The introduction of GPS navigation has again provided further evolution in how we get places. We simply punch in an address or a point of interest … and we’re on our way.
The car and GPS navigation has resulted in this: we travel with a hyper-focus on our destination.
This way of navigating our world has started permeating other areas of our lives. We are, for better or worse, goal-oriented. Our spiritual lives, our families, and careers have directions and ends to them.
But something is being sacrificed in this hyper-focus on the destination: it’s the journey.
Over the past few weeks I’ve began some new research on a project that I’m writing for. As I working with one concept, it struck me : the Gospel is not a destination, it is a journey.
I tell people in leadership always that you can manage one of two things: the process or the product.
If you manage the product, you allow those you’re leading to innovate and find their own solutions and answers as they produce. As a manager choosing to manage the product, you do not get to take credit for the product. The product is the sole responsibility of the capacity, ingenuity, and creativity of the those involved with it’s production.
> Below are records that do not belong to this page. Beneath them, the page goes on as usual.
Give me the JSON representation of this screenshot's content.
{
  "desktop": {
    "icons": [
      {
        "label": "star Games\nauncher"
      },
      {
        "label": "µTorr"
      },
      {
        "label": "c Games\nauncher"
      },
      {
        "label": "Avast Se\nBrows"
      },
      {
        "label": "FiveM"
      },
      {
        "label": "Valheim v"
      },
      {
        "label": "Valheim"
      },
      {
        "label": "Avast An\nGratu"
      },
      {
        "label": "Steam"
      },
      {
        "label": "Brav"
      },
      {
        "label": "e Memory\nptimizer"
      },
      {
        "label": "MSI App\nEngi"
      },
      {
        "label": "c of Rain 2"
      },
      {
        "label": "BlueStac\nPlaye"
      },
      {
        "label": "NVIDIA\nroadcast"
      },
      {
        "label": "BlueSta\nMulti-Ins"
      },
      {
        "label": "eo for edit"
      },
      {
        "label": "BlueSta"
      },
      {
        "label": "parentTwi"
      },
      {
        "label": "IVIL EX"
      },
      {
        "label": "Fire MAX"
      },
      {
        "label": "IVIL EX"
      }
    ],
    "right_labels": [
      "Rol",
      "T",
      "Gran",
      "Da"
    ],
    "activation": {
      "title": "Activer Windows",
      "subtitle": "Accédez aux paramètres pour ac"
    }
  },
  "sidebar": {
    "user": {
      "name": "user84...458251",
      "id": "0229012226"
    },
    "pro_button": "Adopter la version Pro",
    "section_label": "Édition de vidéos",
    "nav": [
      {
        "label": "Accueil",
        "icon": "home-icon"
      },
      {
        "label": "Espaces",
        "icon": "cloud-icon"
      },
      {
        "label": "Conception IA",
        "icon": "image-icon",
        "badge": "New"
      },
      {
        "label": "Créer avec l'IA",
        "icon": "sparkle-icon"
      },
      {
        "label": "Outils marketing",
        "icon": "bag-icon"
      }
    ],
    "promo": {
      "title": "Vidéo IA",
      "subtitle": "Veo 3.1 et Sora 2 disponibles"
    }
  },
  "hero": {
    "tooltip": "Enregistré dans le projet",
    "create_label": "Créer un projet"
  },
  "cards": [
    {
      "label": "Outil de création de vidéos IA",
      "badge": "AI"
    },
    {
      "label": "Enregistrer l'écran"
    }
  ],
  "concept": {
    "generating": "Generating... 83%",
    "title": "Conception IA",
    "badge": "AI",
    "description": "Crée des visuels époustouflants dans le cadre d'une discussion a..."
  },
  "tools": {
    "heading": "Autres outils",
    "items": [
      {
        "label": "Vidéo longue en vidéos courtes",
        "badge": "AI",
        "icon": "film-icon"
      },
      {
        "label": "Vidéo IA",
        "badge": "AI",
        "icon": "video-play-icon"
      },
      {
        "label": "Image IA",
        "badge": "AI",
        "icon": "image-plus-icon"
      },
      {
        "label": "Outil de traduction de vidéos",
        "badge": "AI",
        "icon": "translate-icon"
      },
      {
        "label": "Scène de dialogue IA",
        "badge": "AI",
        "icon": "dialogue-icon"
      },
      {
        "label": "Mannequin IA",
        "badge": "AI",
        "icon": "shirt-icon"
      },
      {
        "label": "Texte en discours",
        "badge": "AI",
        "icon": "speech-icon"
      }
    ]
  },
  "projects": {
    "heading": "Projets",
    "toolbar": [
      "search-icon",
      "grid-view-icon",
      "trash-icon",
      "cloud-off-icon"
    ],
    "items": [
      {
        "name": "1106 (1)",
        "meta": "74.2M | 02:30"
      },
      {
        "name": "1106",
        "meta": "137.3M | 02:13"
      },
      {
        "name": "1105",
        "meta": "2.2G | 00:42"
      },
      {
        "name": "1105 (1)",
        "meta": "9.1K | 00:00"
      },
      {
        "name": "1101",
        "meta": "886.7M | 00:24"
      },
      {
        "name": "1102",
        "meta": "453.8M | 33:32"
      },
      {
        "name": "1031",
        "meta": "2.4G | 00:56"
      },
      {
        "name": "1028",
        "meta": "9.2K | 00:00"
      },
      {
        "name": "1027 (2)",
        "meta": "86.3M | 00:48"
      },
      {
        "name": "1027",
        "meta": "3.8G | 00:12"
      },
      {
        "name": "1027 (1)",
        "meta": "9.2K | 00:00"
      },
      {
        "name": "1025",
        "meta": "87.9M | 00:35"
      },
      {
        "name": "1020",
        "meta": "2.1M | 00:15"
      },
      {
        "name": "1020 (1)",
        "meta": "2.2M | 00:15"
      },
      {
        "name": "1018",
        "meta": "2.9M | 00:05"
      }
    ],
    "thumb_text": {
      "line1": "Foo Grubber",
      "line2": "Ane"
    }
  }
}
If you choose to manage the process, however, you are completely responsible for the product. As the leader, you are involved with the decisions along the way. While those carrying out the decisions may have input, your final stamp of approval allows you to oversee the development of the product. At the end of production, if your product is a success, it’s a direct reflection on your leadership. However, if your product fails, it’s nobodies fault except your own.
Scripture never sets forth a punch list or product description for the completed product, even though it is quite easy to interpret much of it as such. In a beautiful contradiction, scripture sets forth Jesus and asks us to follow Him.
The Gospel is not a destination, it is a journey.
God never says to us: “When it’s all finished with you, this what you’re going to look like. Go and make it happen.” When we create lists, fashion concepts, or factor images of God’s finished product in our lives, we enlist ourselves into pursuing these on our own. The product becomes the pursuit.
Jesus should ALWAYS be our pursuit.
He will manage the product. He takes responsibility over our lives. He never fails.
The Gospel is a journey. Enjoy it.
Questions To Consider:
1. Have you bought into some definition of who you are that you’re pursuing on your own?
2. Are you letting Jesus in on your journey (your process)?